In extenso, qui a déjà accueilli des gens dans le besoin ? On tire évidemment sur la corde de la culpabilisation et du désengagement du citoyen toujours bien-pensant mais rarement opérant. Le sauvetage aura finalement lieu, accompagné par le générique d'Intervilles et d'inoffensifs requins à la place des vachettes. Mention spéciale au squale désolé qui m'a arraché mon plus gros fou-rire en levant simplement une nageoire.

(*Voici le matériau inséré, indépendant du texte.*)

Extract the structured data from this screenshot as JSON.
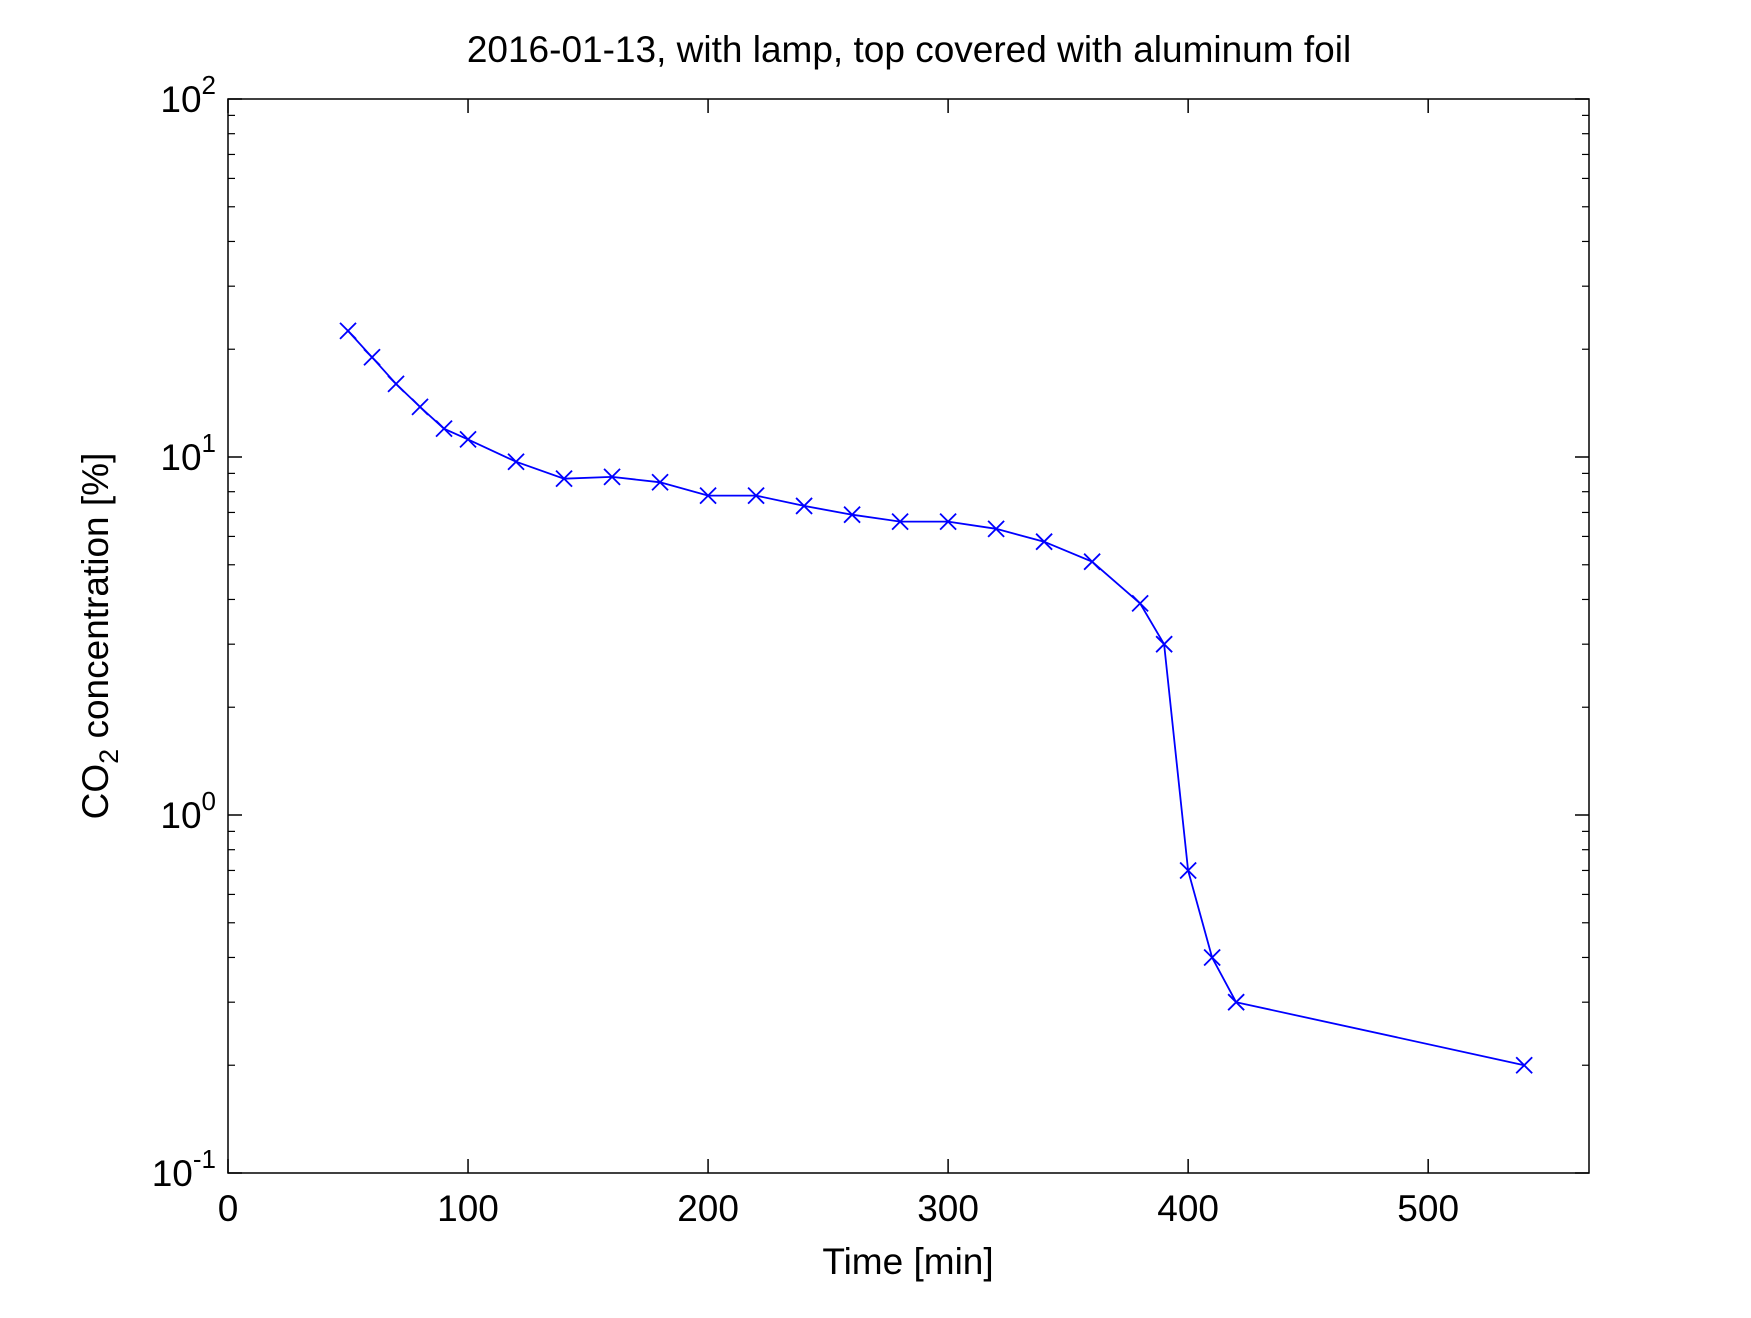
{
  "chart_data": {
    "type": "line",
    "title": "2016-01-13, with lamp, top covered with aluminum foil",
    "xlabel": "Time [min]",
    "ylabel_prefix": "CO",
    "ylabel_subscript": "2",
    "ylabel_suffix": " concentration [%]",
    "x_scale": "linear",
    "y_scale": "log",
    "xlim": [
      0,
      567
    ],
    "ylim": [
      0.1,
      100
    ],
    "x_ticks": [
      0,
      100,
      200,
      300,
      400,
      500
    ],
    "x_tick_labels": [
      "0",
      "100",
      "200",
      "300",
      "400",
      "500"
    ],
    "y_ticks": [
      0.1,
      1,
      10,
      100
    ],
    "y_tick_labels": [
      {
        "base": "10",
        "exp": "-1"
      },
      {
        "base": "10",
        "exp": "0"
      },
      {
        "base": "10",
        "exp": "1"
      },
      {
        "base": "10",
        "exp": "2"
      }
    ],
    "grid": false,
    "marker": "x",
    "line_color": "#0000ff",
    "series": [
      {
        "x": [
          50,
          60,
          70,
          80,
          90,
          100,
          120,
          140,
          160,
          180,
          200,
          220,
          240,
          260,
          280,
          300,
          320,
          340,
          360,
          380,
          390,
          400,
          410,
          420,
          540
        ],
        "y": [
          22.5,
          19,
          16,
          13.8,
          12,
          11.2,
          9.7,
          8.7,
          8.8,
          8.5,
          7.8,
          7.8,
          7.3,
          6.9,
          6.6,
          6.6,
          6.3,
          5.8,
          5.1,
          3.9,
          3.0,
          0.7,
          0.4,
          0.3,
          0.2
        ]
      }
    ]
  }
}
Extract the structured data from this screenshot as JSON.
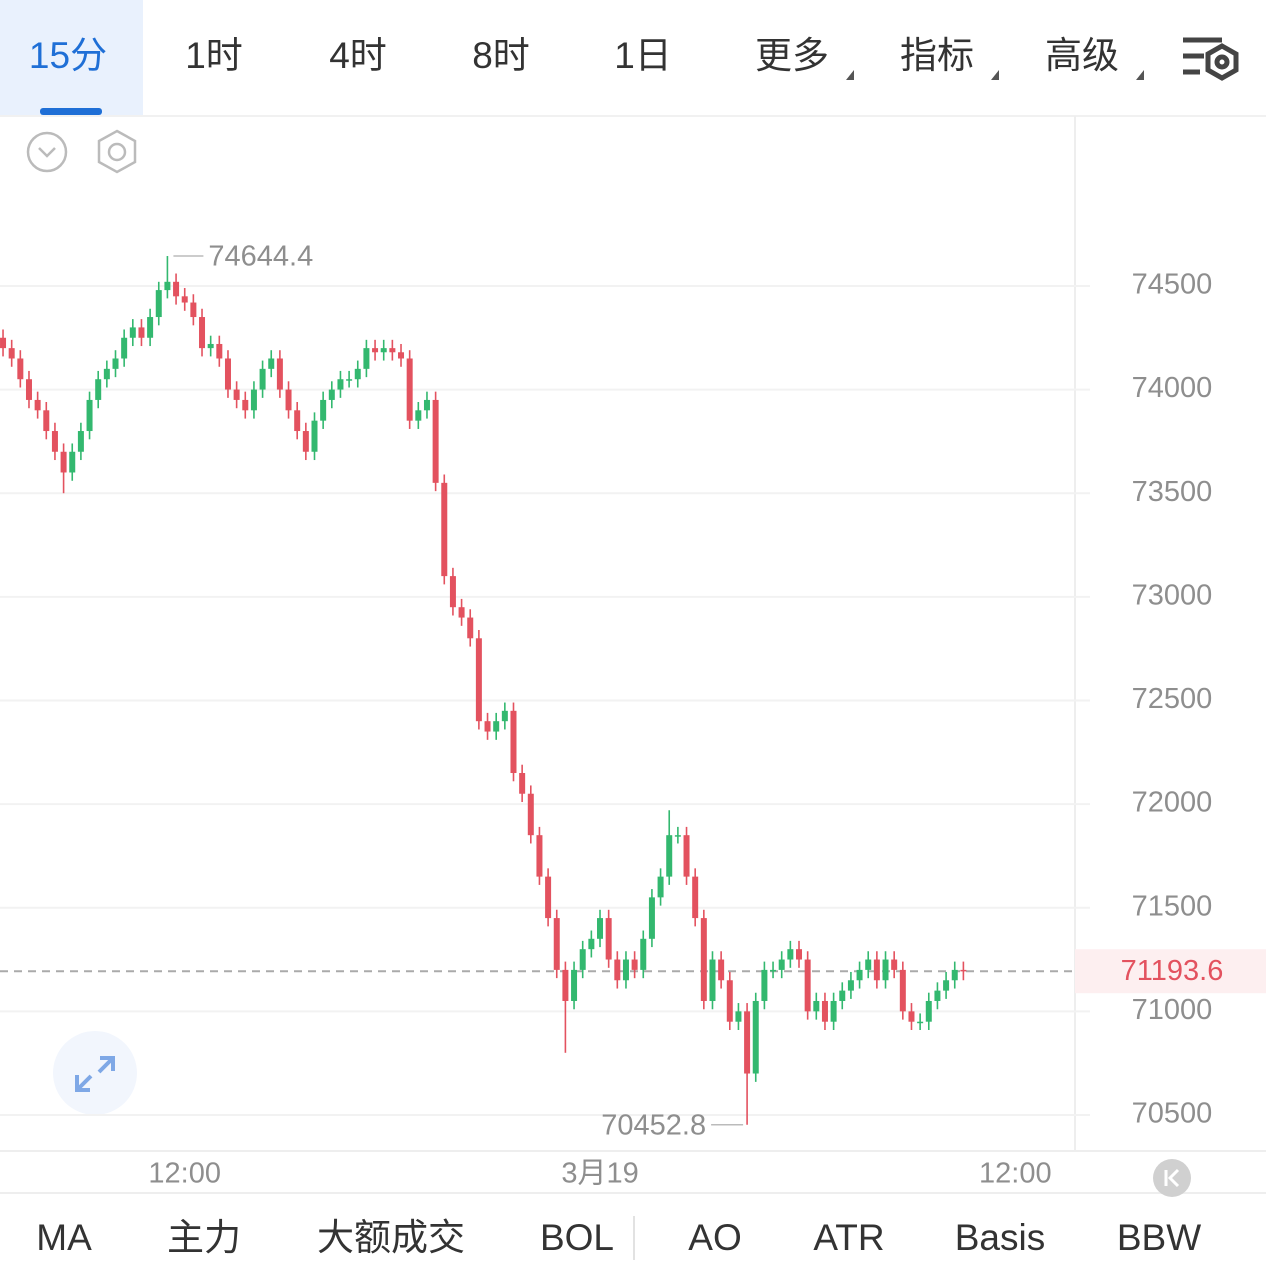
{
  "tabs": [
    "15分",
    "1时",
    "4时",
    "8时",
    "1日",
    "更多",
    "指标",
    "高级"
  ],
  "indicators": [
    "MA",
    "主力",
    "大额成交",
    "BOL",
    "AO",
    "ATR",
    "Basis",
    "BBW"
  ],
  "chart_data": {
    "type": "candlestick",
    "up_color": "#33b86f",
    "down_color": "#e3525f",
    "grid": true,
    "xlim": [
      -0.35,
      123.9
    ],
    "xticks": [
      {
        "value": 21,
        "label": "12:00"
      },
      {
        "value": 69,
        "label": "3月19"
      },
      {
        "value": 117,
        "label": "12:00"
      }
    ],
    "ylim": [
      70331,
      75320
    ],
    "yticks": [
      70500,
      71000,
      71500,
      72000,
      72500,
      73000,
      73500,
      74000,
      74500
    ],
    "open": [
      74250,
      74200,
      74150,
      74050,
      73950,
      73900,
      73800,
      73700,
      73600,
      73700,
      73800,
      73950,
      74050,
      74100,
      74150,
      74250,
      74300,
      74250,
      74350,
      74480,
      74520,
      74450,
      74420,
      74350,
      74200,
      74220,
      74150,
      74000,
      73950,
      73900,
      74000,
      74100,
      74150,
      74000,
      73900,
      73800,
      73700,
      73850,
      73950,
      74000,
      74050,
      74050,
      74100,
      74200,
      74180,
      74200,
      74180,
      74150,
      73850,
      73900,
      73950,
      73550,
      73100,
      72950,
      72900,
      72800,
      72400,
      72350,
      72400,
      72450,
      72150,
      72050,
      71850,
      71650,
      71450,
      71200,
      71050,
      71200,
      71300,
      71350,
      71450,
      71250,
      71150,
      71250,
      71200,
      71350,
      71550,
      71650,
      71850,
      71850,
      71650,
      71450,
      71050,
      71250,
      71150,
      70950,
      71000,
      70700,
      71050,
      71200,
      71200,
      71250,
      71300,
      71250,
      71000,
      71050,
      70950,
      71050,
      71100,
      71150,
      71200,
      71250,
      71150,
      71250,
      71200,
      71000,
      70950,
      70950,
      71050,
      71100,
      71150,
      71200
    ],
    "high": [
      74290,
      74240,
      74190,
      74090,
      73990,
      73940,
      73840,
      73740,
      73740,
      73840,
      73990,
      74090,
      74140,
      74190,
      74290,
      74340,
      74340,
      74390,
      74520,
      74644.4,
      74560,
      74490,
      74460,
      74390,
      74260,
      74260,
      74190,
      74040,
      73990,
      74040,
      74140,
      74190,
      74190,
      74040,
      73940,
      73840,
      73890,
      73990,
      74040,
      74090,
      74090,
      74140,
      74240,
      74240,
      74240,
      74240,
      74220,
      74190,
      73940,
      73990,
      73990,
      73590,
      73140,
      72990,
      72940,
      72840,
      72440,
      72440,
      72490,
      72490,
      72190,
      72090,
      71890,
      71690,
      71490,
      71240,
      71240,
      71340,
      71390,
      71490,
      71490,
      71290,
      71290,
      71290,
      71390,
      71590,
      71690,
      71970,
      71890,
      71890,
      71690,
      71490,
      71290,
      71290,
      71190,
      71040,
      71040,
      71090,
      71240,
      71240,
      71290,
      71340,
      71340,
      71290,
      71090,
      71090,
      71090,
      71140,
      71190,
      71240,
      71290,
      71290,
      71290,
      71290,
      71240,
      71040,
      70990,
      71090,
      71140,
      71190,
      71240,
      71240
    ],
    "low": [
      74160,
      74110,
      74010,
      73910,
      73860,
      73760,
      73660,
      73500,
      73560,
      73660,
      73760,
      73910,
      74010,
      74060,
      74110,
      74210,
      74210,
      74210,
      74310,
      74440,
      74410,
      74380,
      74310,
      74160,
      74160,
      74110,
      73960,
      73910,
      73860,
      73860,
      73960,
      74060,
      73960,
      73860,
      73760,
      73660,
      73660,
      73810,
      73910,
      73960,
      74010,
      74010,
      74060,
      74140,
      74140,
      74140,
      74110,
      73810,
      73810,
      73860,
      73510,
      73060,
      72910,
      72860,
      72760,
      72360,
      72310,
      72310,
      72360,
      72110,
      72010,
      71810,
      71610,
      71410,
      71160,
      70800,
      71010,
      71160,
      71260,
      71310,
      71210,
      71110,
      71110,
      71160,
      71160,
      71310,
      71510,
      71610,
      71810,
      71610,
      71410,
      71010,
      71010,
      71110,
      70910,
      70910,
      70452.8,
      70660,
      71010,
      71160,
      71160,
      71210,
      71210,
      70960,
      70960,
      70910,
      70910,
      71010,
      71060,
      71110,
      71160,
      71110,
      71110,
      71160,
      70960,
      70910,
      70910,
      70910,
      71010,
      71060,
      71110,
      71150
    ],
    "close": [
      74200,
      74150,
      74050,
      73950,
      73900,
      73800,
      73700,
      73600,
      73700,
      73800,
      73950,
      74050,
      74100,
      74150,
      74250,
      74300,
      74250,
      74350,
      74480,
      74520,
      74450,
      74420,
      74350,
      74200,
      74220,
      74150,
      74000,
      73950,
      73900,
      74000,
      74100,
      74150,
      74000,
      73900,
      73800,
      73700,
      73850,
      73950,
      74000,
      74050,
      74050,
      74100,
      74200,
      74180,
      74200,
      74180,
      74150,
      73850,
      73900,
      73950,
      73550,
      73100,
      72950,
      72900,
      72800,
      72400,
      72350,
      72400,
      72450,
      72150,
      72050,
      71850,
      71650,
      71450,
      71200,
      71050,
      71200,
      71300,
      71350,
      71450,
      71250,
      71150,
      71250,
      71200,
      71350,
      71550,
      71650,
      71850,
      71850,
      71650,
      71450,
      71050,
      71250,
      71150,
      70950,
      71000,
      70700,
      71050,
      71200,
      71200,
      71250,
      71300,
      71250,
      71000,
      71050,
      70950,
      71050,
      71100,
      71150,
      71200,
      71250,
      71150,
      71250,
      71200,
      71000,
      70950,
      70950,
      71050,
      71100,
      71150,
      71200,
      71193.6
    ]
  }
}
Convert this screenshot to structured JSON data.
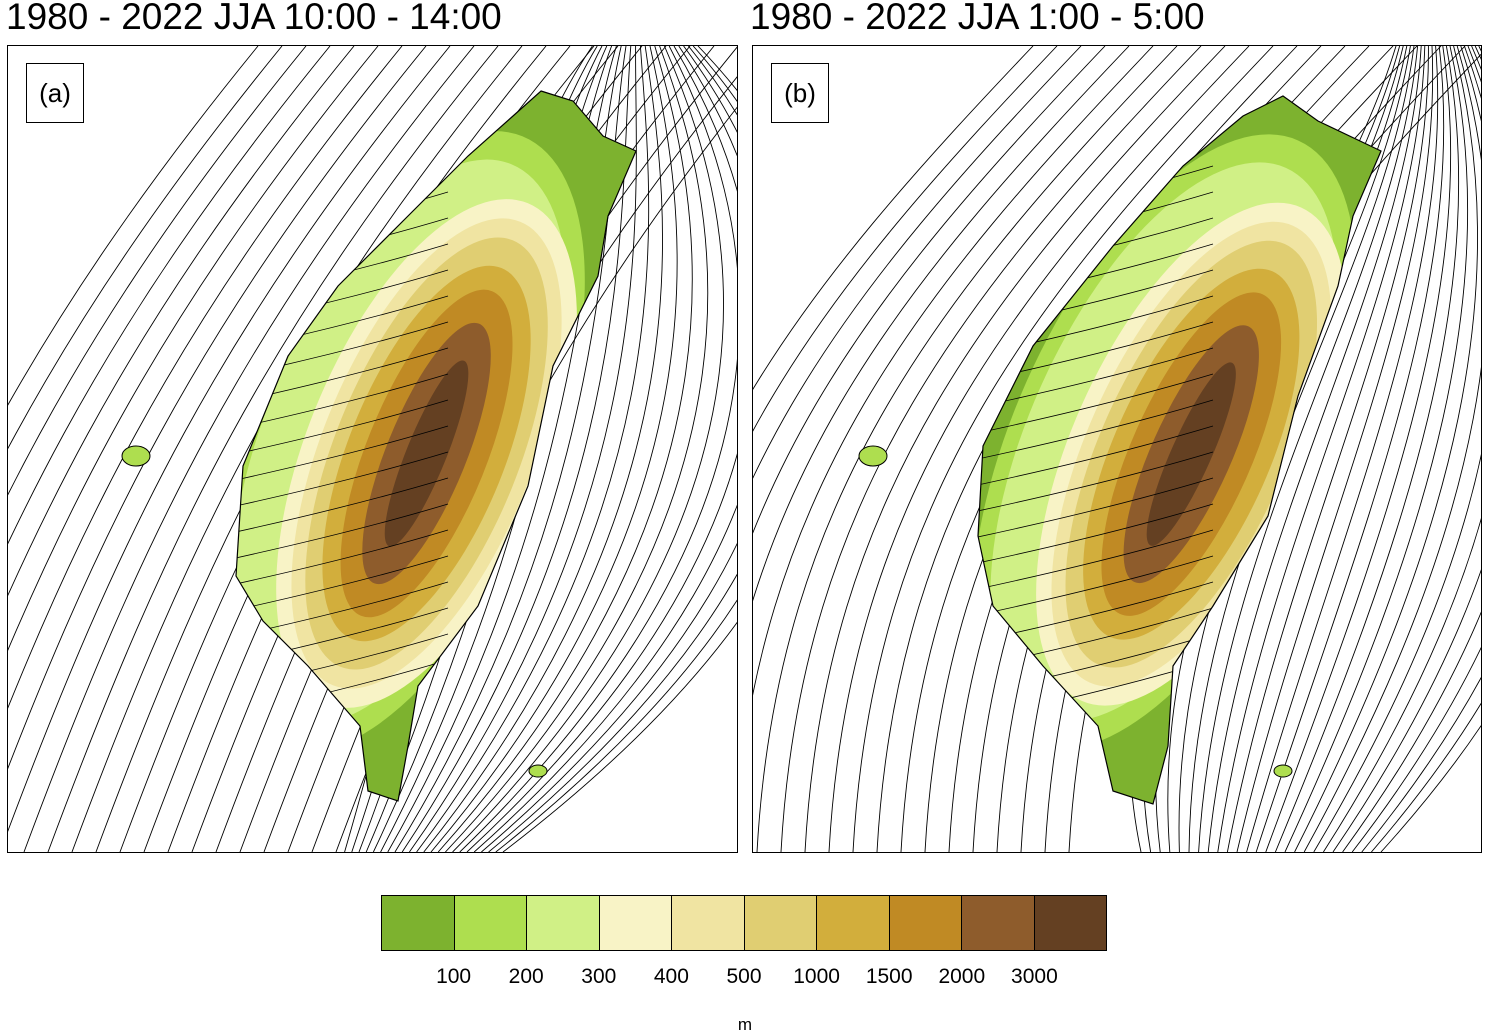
{
  "panels": [
    {
      "title": "1980 - 2022 JJA 10:00 - 14:00",
      "label": "(a)"
    },
    {
      "title": "1980 - 2022 JJA 1:00 - 5:00",
      "label": "(b)"
    }
  ],
  "colorbar": {
    "colors": [
      "#7db22f",
      "#aede4f",
      "#d0f086",
      "#f8f3c6",
      "#f0e4a2",
      "#e0ce72",
      "#d2ae3c",
      "#c08a24",
      "#8e5c2c",
      "#644022"
    ],
    "labels": [
      "100",
      "200",
      "300",
      "400",
      "500",
      "1000",
      "1500",
      "2000",
      "3000"
    ],
    "unit": "m"
  }
}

8. La thématique des migrants est prolongée avec un sketch dans les bureaux de l'OFPRA (Office Français de Protection des Réfugiés Apatrides) où l'accumulation des préjugés racistes ferait pâlir la pétillante Oprah. Les voix trafiquées façon Chipmunks amplifient la frénésie mais rappellent un peu trop la séance d'ouverture semi improvisée de leur précédent spectacle « Les Armoires Normandes ».

9. Allez, encore une scène où il est question de l'accueil des migrants par un couple bourgeois qui enchaîne les maladresses face au trio congolais, peinturluré en rouge et aux accents étonnants. Si le thème est redondant, j'ai adoré la précision de l'écriture, le malaise grandissant et la chorégraphie finale de la maîtresse de maison, l'actrice Céline Fuhrer (ça ne s'invente pas !) restera un grand moment.

10. Le décor du tableau précédent s'effondre et ouvre la voie à un pape black qui entonne Ma gueule de notre chanteur déifié. Forcément, ce tour de chant prend une dimension encore plus incongrue et savoureuse quand on connaît les sinistres tractations autour de son héritage.

11. Tiens encore une revenante : la pucelle d'Orléans a le feu à l'interstice et veut pécho un spectateur à pénis. Sûrement une des plus belles performances d'actrice de la pièce avec un monologue ciselé à la Audiard, un répugnant faciès de gueuse et ce savoureux accent canaille façon Annie Girardot. J'étais aux premières loges pour apprécier cette tirade, autant vous dire que j'ai eu très chaud. Mon voisin doit avoir des souvenirs plus marquants mais pas sûr qu'il ait pu apprécier sur le moment.

12. Le tableau final a laissé plusieurs spectateurs médusés car les Chiens de Navarre n'ont pas fait dans le feu d'artifice : au contraire, ils ont opté pour un dialogue intimiste et surréaliste entre un ersatz de Thomas Pesquet et Obélix. L'astronaute désabusé de n'avoir pu planter le drapeau tricolore sur cette nouvelle planète – la fameuse peur franchouillarde de réussir – cherche du réconfort auprès du gros gaulois dépressif, anesthésié à la potion magique dont la formule secrète à base de Xanax est enfin révélée. Cette discussion de conclusion en dit long sur la sinistrose de notre pays qui prétend se mettre En Marche en se référant à des porte-drapeaux désenchantés qui n'en ont rien à carrer.